Nicht mehr Schwarz-Weiß...

Aus der Reservierungsbestätigung eines Münchener Hotels:

Unsere Zimmer sind alle mit Bad/WC, Haarfön, Farb-TV, Radio, Telefon und Minibar ausgestattet.

Aus welcher Zeit stammt die Formulierung, wenn sie noch betonen müssen, daß es Farbfernsehen ist?

Berlin - Gleisdreieck

Es ist selten, daß ein Bahnhof nach einer eisenbahntechnischen Konstruktion benannt wurde: das Berliner Gleisdreieck ist so ein Beispiel — obwohl es nur auch nur in den erster zehn Jahren seines Bestehens eins gewesen war. Schaut man sich dieses heute noch mit Erdgoogle an, so kann man die alten Strecken noch erkennen. Der Name allerdings sitzt aber fest. So fest, daß die neue geplante S-Bahnlinie S21 auch einen Bahnhof Gleisdreieck erhalten wird. Und so fest, das das Gebiet westlich der Station nun auch danach benannt wird. Da, wo noch alte Bahnanlagen schlummerten, soll ein neuer Park entstehen — eine etwas verspätete Ausgleichsmaßnahme für die dichte Bebauung des Potsdamer Platzes. An der Stelle eine Empfehlung für ein eher eher unregelmäßig aktualisiertes Fotoblog gleisdreieck.blog.

Die LoveParade und Berlin

Man kann nun Techno mögen oder nicht, man kann solche Massenaufläufe mögen oder nicht. Ich zähle mich mal nicht zur Zielgruppe — doch muß ich anerkennen, daß es doch faszinierend war, wie viele Menschen einst nach Berlin kamen, um an der Friedens-Demo teilzunehmen.

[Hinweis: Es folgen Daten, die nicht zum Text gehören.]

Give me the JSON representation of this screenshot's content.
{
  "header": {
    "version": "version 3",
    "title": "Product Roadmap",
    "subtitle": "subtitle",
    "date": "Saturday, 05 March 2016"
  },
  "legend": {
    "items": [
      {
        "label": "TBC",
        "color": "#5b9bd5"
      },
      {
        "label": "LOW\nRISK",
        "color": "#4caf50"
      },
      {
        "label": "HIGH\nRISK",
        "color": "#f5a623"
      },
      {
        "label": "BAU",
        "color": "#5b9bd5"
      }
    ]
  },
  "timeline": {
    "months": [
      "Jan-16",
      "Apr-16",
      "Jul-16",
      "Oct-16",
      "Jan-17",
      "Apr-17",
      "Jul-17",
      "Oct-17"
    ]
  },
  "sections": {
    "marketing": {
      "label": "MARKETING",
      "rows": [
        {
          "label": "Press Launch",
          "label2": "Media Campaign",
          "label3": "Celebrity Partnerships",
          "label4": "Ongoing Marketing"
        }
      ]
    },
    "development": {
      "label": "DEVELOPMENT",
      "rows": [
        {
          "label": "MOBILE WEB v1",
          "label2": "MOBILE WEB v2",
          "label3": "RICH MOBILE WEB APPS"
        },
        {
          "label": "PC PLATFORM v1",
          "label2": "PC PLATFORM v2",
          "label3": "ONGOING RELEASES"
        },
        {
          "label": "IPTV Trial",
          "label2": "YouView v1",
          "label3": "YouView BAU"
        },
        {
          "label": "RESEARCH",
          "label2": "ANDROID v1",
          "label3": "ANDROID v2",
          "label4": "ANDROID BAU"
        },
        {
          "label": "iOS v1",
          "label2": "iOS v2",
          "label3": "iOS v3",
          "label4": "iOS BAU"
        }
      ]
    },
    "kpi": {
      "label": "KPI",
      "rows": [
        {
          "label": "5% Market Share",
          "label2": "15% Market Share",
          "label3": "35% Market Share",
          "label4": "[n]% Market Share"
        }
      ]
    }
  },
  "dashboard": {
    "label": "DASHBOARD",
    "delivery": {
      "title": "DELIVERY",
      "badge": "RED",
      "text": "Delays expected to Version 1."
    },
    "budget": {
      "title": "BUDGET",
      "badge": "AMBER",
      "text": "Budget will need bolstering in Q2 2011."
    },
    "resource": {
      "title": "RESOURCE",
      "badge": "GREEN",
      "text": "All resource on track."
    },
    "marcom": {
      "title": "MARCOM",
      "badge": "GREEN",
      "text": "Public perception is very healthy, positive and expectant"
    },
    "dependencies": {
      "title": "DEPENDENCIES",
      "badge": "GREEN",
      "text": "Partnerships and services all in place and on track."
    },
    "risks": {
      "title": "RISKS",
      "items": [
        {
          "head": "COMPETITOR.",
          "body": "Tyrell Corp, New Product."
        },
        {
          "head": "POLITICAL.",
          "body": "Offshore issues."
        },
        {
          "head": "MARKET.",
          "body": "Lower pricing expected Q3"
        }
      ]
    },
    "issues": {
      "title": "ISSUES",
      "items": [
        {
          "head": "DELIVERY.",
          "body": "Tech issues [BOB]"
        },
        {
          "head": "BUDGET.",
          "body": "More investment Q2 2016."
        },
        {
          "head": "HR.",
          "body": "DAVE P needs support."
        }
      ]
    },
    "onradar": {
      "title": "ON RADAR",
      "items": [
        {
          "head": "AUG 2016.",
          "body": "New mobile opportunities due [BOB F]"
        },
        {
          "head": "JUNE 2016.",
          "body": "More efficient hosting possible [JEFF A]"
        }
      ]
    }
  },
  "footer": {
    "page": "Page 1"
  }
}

Und Events mit siebenstelligen Teilnehmerzahlen zollen einen gewissen Respekt und fördern natürlich auch das Image der Stadt.

Wenn ich die Meldungen verfolge, die Planungen, die Skizzen zum Veranstaltungsgelände — ich kann leider nur mit dem Kopf schütteln. Wie kann man eine Veranstaltung, deren Teilnehmerzahl nicht steuerbar ist, überhaupt auf ein nahezu vollständig eingezäuntes Gebiet legen? Und noch dazu mit nur einen Ausgang... schon alleine auch der Mangel an Rückzugsmöglichkeiten ist schon ein planerischer Fehler gewesen, wenn man den Platz vollständig ausreizen will. Zumindest war das eins der wesentliches Vorteile in Berlin gewesen: der Tiergarten war offen und kein Nadelöhr.

Abgebloggt...

Schwarzer Tag für Hamburg

Vor einigen Tagen setzte ich mich mit dem Hamburger Volksentscheid auseinander. Der Bürgerentscheid wurde initiiert, weil einige Hamburger Spießbürger sich so daran stören, daß ihr eigener hochitelligenter Nachwuchs mit minderintelligenten Kindern wohl zwei weitere Jahre länger verkehrt, unterstützt von FDP und NPD.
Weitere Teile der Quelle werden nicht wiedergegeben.